# Sea N Sport boats



## jeross (Jun 6, 2009)

First, let me say that I have enjoyed reading the forum and have learned a good deal from your posts. Thanks for that!

Has anyone had any exposure to Sea N Sport skiffs? I am wondering about the build quality and reputation of these boats. They appear from what I have seen online to be a basic, no-frills, inexpensive boat with some potential but I haven't found any reviews from someone who has seen or used one in the flesh. Just curious ...

TIA


----------



## iMacattack (Dec 11, 2006)

First welcome to microskiff.com! 

Gin and Tonic please. ;D

Don't know much about em. Which model are you looking at?


----------



## jeross (Jun 6, 2009)

I saw a 140FS Fisherman on BoatTrader with some decent pictures (much better than the builder's website). They are made in Bradenton, FL and claim to have manufactured over 10k boats so I was hoping someone knew a bit about them.

So ... lime or lemon in that G&T?


----------



## gnuraider (Nov 4, 2008)

Welcome! I know absolutely nothing about those boats...I am relatively new to the boat scene myself and have spent most of my time out here learning about Gheenoes...I have a 15'6" Classic.

I DO know that I'll have a gin and tonic as well..make it a double...since it's such a beautiful Saturday afternoon in Middle Tennessee and somehow I'm NOT on the water :'( 

oh, almost forgot....lime please.


----------



## rkmurphy (Nov 2, 2008)

I've spoke with them before as I almost got one.
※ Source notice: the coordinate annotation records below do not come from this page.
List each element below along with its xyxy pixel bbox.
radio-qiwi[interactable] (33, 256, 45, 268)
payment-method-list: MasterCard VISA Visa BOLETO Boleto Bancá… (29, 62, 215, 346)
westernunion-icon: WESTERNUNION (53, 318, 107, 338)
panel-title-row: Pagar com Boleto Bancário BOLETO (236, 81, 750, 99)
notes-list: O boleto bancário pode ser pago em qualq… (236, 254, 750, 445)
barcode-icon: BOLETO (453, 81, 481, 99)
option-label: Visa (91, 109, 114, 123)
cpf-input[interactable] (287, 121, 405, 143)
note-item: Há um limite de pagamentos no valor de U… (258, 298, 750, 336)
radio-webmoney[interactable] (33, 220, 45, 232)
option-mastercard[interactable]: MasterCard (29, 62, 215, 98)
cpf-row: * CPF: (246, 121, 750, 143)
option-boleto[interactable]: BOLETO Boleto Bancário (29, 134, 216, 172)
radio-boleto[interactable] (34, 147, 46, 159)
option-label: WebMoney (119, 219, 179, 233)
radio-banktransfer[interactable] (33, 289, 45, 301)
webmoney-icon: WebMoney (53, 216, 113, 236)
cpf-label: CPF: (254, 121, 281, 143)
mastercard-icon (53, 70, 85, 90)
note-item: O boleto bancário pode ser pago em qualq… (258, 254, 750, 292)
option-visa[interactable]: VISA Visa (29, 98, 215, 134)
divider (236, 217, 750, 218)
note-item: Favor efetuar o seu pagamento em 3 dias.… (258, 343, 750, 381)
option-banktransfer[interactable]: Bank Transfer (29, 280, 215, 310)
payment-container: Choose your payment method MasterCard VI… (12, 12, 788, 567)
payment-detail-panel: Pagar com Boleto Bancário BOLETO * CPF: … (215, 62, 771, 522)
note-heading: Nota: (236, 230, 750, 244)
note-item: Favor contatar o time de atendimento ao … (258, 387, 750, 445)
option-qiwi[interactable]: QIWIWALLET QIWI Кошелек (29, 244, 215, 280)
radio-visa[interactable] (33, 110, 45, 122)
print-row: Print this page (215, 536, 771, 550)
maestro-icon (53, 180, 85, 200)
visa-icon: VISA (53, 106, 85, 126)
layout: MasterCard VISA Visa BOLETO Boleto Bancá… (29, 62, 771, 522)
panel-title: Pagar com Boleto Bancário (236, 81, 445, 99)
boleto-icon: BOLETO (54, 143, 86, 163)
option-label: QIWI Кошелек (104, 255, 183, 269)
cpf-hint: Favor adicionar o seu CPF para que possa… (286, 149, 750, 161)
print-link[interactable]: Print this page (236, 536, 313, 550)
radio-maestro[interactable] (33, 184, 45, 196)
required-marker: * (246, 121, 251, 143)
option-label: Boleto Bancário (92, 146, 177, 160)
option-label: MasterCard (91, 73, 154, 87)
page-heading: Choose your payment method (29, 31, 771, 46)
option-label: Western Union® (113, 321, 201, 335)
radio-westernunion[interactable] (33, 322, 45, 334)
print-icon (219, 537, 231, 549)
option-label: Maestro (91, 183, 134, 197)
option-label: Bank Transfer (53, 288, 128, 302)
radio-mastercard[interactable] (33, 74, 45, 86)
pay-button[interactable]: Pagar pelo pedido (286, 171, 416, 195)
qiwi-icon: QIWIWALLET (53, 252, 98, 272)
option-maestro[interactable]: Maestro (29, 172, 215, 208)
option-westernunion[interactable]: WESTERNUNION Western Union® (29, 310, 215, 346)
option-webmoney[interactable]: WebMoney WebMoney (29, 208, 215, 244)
They have quite a bit of wood in their construction. The company warranties the hull for life, though.


----------



## beyondhelp (Nov 6, 2008)

I just cut a 16' up. Totally full of water. The deck had rotted out from the bottom. There was resin on both sides of the deck but no fabric underneath so it flexed and cracked. The boat weighed a ton and was only rated for a 50hp. I'm using the leftover parts like the rear deck and console on my rebuild.


----------